Exploring Genetic Algorithms
November 15th, 2008
Over a year ago, I attended a code camp session down in MPLS on Genetic Algorithms. Being a BCIS student, I unfortunately never explored this in college. The mixing of biological concepts and programming is extremely fascinating to me. Before I start reading about it in great detail I wanted to get my hands somewhat dirty in hopes of understanding concepts better while reading. To do this I created a small application which you can download below. You must have the 3.5 .NET framework installed on your computer to run this. This application takes a phase, preferably short, like “Hello World” or your name. It can take longer ones but be prepared for the application to run slower. This phrase then is used to determine fitness of the individuals in the population. You can also specify the population size and the mutation rate. It is quite interesting to play with the mutation rate and the population size to find the right balance to get to the target the fastest. This application uses roulette wheel selection which just means that the fitter the individual the higher probability that they will get selected to reproduce. I take two parents and then determine a random crossover point and take the genes before the crossover point from one parent and take the genes after the crossover point from the second parent to form the child. An important lesson I learned here was that the crossover point has to be random. When first running this I had the crossover point be the middle and I always take the first half from the first parent and the second half from the second parent. This caused me not to be able to get to my target phrase. There are 28 alleles for each trait.
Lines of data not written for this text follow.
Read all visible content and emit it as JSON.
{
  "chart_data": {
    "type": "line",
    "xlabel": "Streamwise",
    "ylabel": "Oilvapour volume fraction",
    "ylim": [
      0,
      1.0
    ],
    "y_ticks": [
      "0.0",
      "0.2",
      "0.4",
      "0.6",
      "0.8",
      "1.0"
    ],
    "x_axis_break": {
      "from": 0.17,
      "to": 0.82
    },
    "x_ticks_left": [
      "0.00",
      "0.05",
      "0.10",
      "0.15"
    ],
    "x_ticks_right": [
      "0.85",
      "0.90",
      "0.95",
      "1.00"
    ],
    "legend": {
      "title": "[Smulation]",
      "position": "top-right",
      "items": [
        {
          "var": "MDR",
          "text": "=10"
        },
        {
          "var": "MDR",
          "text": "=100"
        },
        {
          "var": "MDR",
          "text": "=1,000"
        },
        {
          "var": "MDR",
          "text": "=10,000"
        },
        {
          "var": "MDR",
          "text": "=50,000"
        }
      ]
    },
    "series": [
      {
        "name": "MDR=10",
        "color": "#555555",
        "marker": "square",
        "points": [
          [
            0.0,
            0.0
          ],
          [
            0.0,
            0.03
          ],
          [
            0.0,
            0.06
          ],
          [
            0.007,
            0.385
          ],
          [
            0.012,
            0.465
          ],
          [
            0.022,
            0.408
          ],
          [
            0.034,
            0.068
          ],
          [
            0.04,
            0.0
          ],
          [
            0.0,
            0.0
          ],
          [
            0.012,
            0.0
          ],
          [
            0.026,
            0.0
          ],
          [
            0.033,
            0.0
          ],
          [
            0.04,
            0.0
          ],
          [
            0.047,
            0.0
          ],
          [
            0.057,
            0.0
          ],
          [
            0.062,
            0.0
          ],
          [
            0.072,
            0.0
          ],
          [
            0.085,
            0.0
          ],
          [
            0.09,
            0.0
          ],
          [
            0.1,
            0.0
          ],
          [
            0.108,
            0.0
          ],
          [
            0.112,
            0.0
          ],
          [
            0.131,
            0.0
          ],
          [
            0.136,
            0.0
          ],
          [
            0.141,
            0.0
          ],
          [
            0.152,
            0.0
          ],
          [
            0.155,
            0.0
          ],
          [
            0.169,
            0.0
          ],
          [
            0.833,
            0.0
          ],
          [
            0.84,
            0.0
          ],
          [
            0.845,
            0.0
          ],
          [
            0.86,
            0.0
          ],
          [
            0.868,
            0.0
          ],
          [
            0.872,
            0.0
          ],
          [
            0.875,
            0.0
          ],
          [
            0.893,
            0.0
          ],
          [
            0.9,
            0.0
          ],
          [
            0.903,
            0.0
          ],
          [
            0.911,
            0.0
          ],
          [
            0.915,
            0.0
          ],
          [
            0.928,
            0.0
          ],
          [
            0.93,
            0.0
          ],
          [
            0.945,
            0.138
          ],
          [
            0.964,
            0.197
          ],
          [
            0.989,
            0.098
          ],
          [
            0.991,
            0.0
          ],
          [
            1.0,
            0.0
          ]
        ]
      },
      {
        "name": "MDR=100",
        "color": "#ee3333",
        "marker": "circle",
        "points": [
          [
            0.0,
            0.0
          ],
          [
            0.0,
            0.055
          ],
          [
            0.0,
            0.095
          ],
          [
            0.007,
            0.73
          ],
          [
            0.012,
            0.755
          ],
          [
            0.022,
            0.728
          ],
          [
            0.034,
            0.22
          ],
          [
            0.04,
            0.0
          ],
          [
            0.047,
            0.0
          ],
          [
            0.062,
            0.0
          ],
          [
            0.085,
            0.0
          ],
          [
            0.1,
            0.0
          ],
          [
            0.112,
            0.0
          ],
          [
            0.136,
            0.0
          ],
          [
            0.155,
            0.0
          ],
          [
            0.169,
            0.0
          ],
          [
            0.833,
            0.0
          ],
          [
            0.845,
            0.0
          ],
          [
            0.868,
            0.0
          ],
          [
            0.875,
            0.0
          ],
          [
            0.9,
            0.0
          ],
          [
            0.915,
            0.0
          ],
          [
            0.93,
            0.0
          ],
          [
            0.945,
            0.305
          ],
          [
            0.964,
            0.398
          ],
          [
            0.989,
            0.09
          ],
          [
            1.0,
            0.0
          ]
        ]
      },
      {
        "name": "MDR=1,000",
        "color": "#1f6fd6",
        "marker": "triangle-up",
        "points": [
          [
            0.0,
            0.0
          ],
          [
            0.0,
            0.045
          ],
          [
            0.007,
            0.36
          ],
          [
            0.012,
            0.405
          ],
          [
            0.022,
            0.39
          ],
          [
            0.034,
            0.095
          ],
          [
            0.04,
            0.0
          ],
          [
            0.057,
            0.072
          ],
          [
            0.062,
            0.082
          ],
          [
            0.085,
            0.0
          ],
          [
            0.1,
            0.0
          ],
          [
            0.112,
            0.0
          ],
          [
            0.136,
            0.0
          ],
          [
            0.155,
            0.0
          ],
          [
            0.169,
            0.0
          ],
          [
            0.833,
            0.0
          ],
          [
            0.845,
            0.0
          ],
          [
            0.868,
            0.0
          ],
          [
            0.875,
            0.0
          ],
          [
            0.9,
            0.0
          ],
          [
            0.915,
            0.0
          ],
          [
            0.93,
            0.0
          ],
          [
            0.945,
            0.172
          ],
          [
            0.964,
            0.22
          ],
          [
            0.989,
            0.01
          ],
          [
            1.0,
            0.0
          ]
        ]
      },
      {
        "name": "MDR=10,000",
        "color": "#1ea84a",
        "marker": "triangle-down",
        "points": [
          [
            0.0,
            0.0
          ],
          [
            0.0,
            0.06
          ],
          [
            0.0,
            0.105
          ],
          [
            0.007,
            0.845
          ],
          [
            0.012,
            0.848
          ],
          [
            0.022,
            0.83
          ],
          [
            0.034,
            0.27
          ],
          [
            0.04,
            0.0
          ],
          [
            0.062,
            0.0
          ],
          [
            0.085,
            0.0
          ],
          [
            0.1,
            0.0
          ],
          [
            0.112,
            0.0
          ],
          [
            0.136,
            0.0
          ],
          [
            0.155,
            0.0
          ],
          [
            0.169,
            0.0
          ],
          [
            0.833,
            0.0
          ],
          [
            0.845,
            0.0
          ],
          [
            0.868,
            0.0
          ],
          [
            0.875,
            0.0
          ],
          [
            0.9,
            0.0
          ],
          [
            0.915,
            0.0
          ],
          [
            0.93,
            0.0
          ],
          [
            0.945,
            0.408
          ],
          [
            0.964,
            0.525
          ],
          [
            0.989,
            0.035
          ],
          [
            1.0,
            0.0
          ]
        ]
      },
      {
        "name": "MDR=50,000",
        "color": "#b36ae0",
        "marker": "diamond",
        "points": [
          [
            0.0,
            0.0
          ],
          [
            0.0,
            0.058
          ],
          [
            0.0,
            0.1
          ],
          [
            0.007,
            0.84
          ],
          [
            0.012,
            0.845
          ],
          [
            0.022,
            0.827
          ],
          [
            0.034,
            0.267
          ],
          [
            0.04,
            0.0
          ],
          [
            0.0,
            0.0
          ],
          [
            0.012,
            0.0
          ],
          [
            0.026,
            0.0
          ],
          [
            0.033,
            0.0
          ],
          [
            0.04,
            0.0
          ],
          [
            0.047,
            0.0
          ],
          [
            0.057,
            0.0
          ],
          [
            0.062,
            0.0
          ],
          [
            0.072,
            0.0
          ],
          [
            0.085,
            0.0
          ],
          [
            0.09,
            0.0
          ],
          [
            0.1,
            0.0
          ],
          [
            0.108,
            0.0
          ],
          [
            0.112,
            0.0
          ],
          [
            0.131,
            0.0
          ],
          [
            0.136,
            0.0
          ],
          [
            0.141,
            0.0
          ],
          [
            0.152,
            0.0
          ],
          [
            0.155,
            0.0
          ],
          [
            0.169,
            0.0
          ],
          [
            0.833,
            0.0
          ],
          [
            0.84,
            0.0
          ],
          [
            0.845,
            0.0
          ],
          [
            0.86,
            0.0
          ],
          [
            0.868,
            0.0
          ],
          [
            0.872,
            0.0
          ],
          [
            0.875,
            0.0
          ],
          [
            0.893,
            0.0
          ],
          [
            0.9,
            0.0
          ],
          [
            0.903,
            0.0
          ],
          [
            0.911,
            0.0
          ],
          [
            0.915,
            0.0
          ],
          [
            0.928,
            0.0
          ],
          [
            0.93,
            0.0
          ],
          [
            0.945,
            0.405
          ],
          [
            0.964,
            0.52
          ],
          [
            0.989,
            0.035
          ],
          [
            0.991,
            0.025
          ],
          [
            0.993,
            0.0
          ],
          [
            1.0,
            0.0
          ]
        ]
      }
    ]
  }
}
This includes the alphabet, explanation marks and spaces. If an individual gets selected for mutation, one of it’s genes, chosen randomly, is switched to a different allele. Mutation was the second important lesson I learned while writing this application. It is a necessity to keep your population genetically diverse. If you don’t have mutation, it is possible that everyone in the population will become the same before you reach your optimal solution (target phrase). I now need to find a good book so I can learn more about this. If you know of any good GA books, please leave a comment.




November 16th, 2008 at 10:13 am
cool, I think you would really have liked GA courses in CSCI at SCSU. When I was in one, I made an app that would write music using GA’s, it’s pretty interesting.